Il est difficile d'écrire sur des émotions, celles qui vous touchent, vous bouleversent, vous chavirent. Je suis parti au Kirghizistan, une lointaine contrée où on ne sait jamais placer le h dans son nom, pour y découvrir une nouvelle poussière, le koumis et la vodka. J'ai traversé des steppes silencieuses, des rencontres en russe, l'haleine légère en vodka, la fraîcheur du matin. J'admire le courage de Sibylle, il faut avoir une vraie force intérieure pour se mesurer à ce vent, et surtout affronter ce silence qui laisse tant de places à ses pensées, noires et tristes. Elle ne se demande même pas pourquoi elle est là-bas à des années-lumière de sa vie, pas même le temps d'une nano-seconde, d'une hésitation ou d'un dé de vodka qui coule le long de votre âme. Elle y est, c'est tout, juste pour sauver son fils, lui redonner la vie, le goût. L'envie d'une nouvelle vie.

Chaque nuit, je m'éclipse de la yourte, pour prendre le vent, le regard dans la poussière avant d'admirer le silence et cette myriade d'étoiles qui scintillent dans le ciel. Même la lune est bleue, là-bas, à l'autre bout du monde, dans un autre silence. Je les observe chacun dans leur tente, Sibylle, si belle, et Samuel, si intérieur. de temps en temps, une note de musique déchire la nuit, elle s'échappe du casque de Samuel, à cet âge-là, on ne part pas sans musique. A tout âge d'ailleurs. La musique est un rempart pour se protéger, pour se retrouver, pour survivre même, dans la poussière kirghize, dans les dunes de sables de Lacanau ou dans les vestiges d'un ranch sans nom. David Bowie dans le casque, le héros d'une kyrielle de putains de vie. Bowie au Kirghizistan.

Le monde tourne vite, les paysages défilent comme des pages se tournent, comme des vies s'achèvent.
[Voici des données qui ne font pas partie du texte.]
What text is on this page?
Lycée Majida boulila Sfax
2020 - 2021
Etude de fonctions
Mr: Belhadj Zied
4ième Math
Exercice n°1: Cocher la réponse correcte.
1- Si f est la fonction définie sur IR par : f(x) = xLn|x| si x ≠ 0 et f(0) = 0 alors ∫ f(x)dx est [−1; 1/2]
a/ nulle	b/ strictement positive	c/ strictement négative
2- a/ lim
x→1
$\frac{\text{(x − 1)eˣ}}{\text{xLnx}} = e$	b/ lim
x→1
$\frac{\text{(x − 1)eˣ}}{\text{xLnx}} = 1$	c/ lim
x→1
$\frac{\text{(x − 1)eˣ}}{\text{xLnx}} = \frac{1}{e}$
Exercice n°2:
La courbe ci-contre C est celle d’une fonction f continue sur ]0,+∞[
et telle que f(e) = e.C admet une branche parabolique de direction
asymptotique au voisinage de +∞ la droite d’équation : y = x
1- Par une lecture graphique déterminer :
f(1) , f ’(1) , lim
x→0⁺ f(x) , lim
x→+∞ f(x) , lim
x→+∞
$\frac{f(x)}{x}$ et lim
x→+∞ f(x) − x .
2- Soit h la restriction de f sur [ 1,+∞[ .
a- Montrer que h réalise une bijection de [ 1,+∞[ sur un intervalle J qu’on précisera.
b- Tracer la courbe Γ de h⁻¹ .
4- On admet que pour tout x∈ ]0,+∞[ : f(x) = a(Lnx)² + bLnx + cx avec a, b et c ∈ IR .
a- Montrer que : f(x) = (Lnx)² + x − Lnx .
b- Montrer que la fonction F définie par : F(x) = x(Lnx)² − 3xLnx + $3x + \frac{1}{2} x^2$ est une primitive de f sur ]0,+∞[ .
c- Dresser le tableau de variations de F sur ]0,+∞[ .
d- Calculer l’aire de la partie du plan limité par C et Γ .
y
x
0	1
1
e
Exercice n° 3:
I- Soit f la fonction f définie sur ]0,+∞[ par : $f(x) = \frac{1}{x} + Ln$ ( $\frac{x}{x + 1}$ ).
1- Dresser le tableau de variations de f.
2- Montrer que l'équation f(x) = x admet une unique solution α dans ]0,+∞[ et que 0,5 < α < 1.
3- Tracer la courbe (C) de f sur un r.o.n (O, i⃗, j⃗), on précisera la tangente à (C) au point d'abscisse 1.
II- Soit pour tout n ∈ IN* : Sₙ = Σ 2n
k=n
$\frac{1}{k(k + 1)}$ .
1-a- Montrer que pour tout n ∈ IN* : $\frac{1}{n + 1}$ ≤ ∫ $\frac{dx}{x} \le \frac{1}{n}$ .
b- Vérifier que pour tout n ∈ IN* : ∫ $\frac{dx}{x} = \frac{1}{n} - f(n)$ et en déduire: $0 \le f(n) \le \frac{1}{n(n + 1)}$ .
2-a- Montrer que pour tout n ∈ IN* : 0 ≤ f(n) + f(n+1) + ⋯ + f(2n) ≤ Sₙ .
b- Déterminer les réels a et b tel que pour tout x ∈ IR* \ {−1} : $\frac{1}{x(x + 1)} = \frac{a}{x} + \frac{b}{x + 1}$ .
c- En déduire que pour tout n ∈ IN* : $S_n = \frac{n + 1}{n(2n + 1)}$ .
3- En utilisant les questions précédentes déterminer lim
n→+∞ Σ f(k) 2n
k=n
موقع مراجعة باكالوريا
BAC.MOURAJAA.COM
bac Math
Major Tom, là-haut, Houston on a un problème, la communication est rompue, défaut de faisceaux, d'ondes brouillées parmi les satellites et autres poussières d'étoiles. le silence tourne, comme la fin d'un 33 tours qui n'en finit plus de crachoter son odyssée. Et après le silence, la poussière qui s'installe. le coeur bat toujours, mais par pur mécanisme, plus par lyrisme. Il suffit parfois d'une rencontre pour renverser ses certitudes, un regard, un sourire, une musique. Oui une musique, et une vie peut basculer, et des vies peuvent "continuer". Merci infiniment à Bowie de faire chavirer ainsi nos émotions.

I / I will be king / And you/ You will be queen / Though nothing will / Drive them away / We can beat them / Just for one day / We can be heroes / Just for one day.